Tuesday, August 24, 2010

David Brooks: The Master of False Equivalencies

I usually avoid reading Brooks NYTimes column because its become so predictable and usually completely wrong or pointless. He's made a career out of pretending there's always a correct and moderate middle ground between the right and left in American politics and that he's the guy who sits in that perfect spot. Self-righteous and psuedo-intellectual, thy name is brooks.

So today i was reading the physical paper, which is rare, so i read the brooks column since i already had the page open and didn't really care about bob herbert's childhood hero.

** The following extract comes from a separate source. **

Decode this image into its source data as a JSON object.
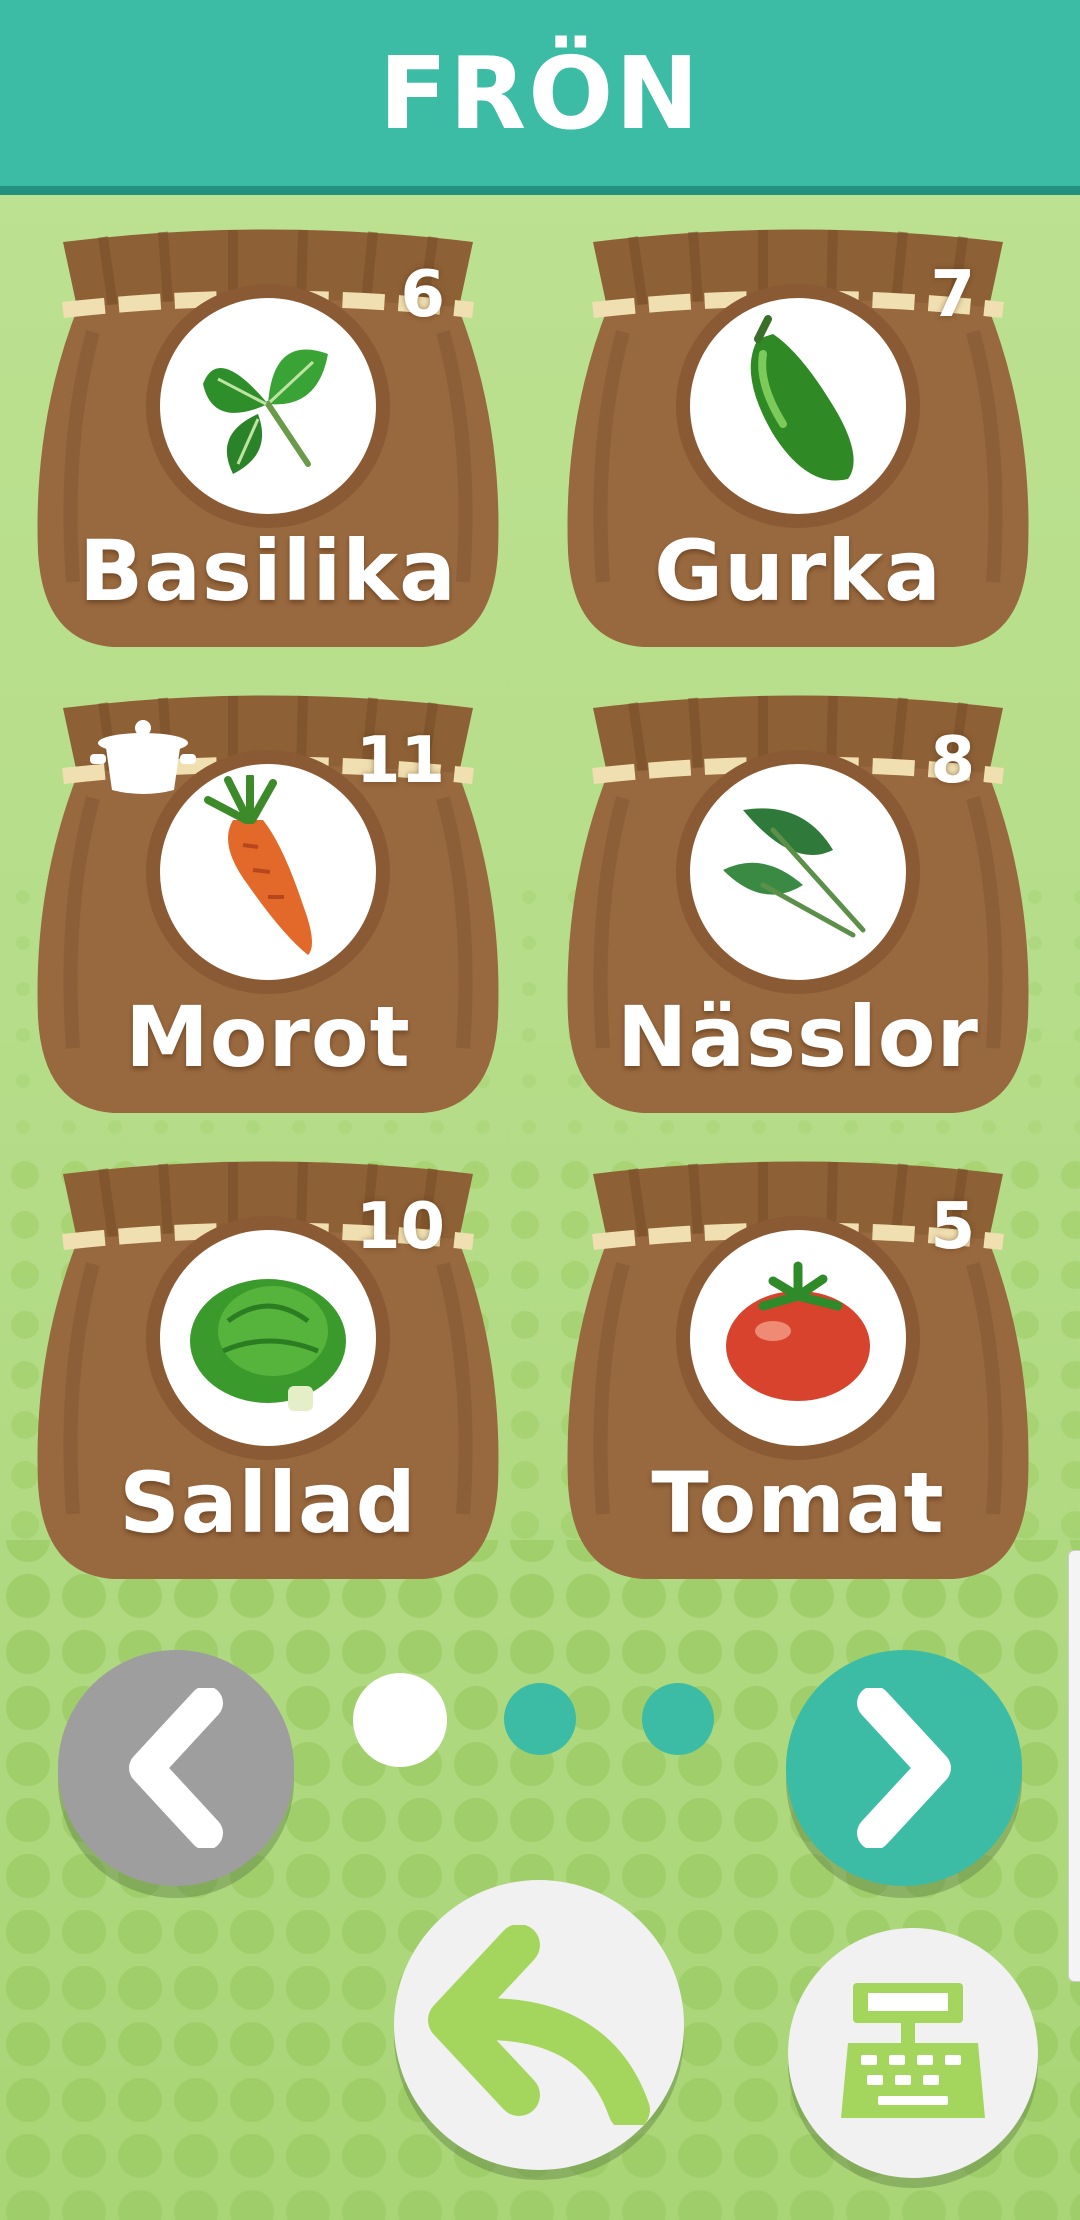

And not to disappoint, brooks was formulaic as usual.

1) Start with some random, archaic story which no one cares about but has emotional impact. this makes one seem smart and well read, while keeping the reader both interested and distracted from facts or logic. in this case he out did himself by writing several paragraphs about a woman undergoing a mastectomy while fully conscious and with no pain killers. i would call is disturbing at best.
2) Make a tortured analogy between the random story and some political or social event of today. In this case its a particularly tortured (pun intended) analogy between the woman's ability to endure pain and modern folks' inability to overcome confirmation bias. Or something like that. It really doesn't make any sense, but it does make Brooks think he sounds smart.
3) Present loosely two related examples of the thesis from step 2 from the Left and Right and create a false equivalence between them. This allows brooks to sound moderate, while falsely making it seem like both sides are wrong. In this case he compares the mindless bigotry, demagoguery and blatant lies of those who insist Obama is a Muslim with the reasonable and thoughtful (if in retrospect incorrect) opposition to the Iraq troop surge. We all know (those of us who are sane) the Barak Obama is Christian and American. At the time leading up to the "surge" in Iraq, the country was in a shambles, we'd spent years trying to prob up a government that seemed hopelessly corrupt and various factions within Iraq were busily murdering each other. I, for one, thought it was hopeless to try to occupy and rebuild the nation on any time frame acceptable to the American people. I thought adding more troops would be a waste of lives and money while inflaming anti-American sentiment around the muslim world. It turns out the surge so far has been successful (though i still harbor serious doubts about the long-term benefit and stability of Iraq once we complete withdrawal) but that does not mean my position was driven some mindless, partisan, anti-Bush sentiment. Unless you're David Brooks and its the time of the week when you need a fake left-right equivalency.
4) Close with something that sounds both pretentious and profound. Today's example


To use a fancy word, there’s a metacognition deficit. Very few in public life habitually step back and think about the weakness in their own thinking and what they should do to compensate. A few people I interview do this regularly (in fact, Larry Summers is one). But it is rare. The rigors of combat discourage it.

Of the problems that afflict the country, this is the underlying one.

http://www.nytimes.com/2010/08/24/opinion/24brooks.html?_r=1&hp=&adxnnl=1&adxnnlx=1282676448-72MalTqO59Ks1CpmWcUKoA




And that's how you write a New York Time Column.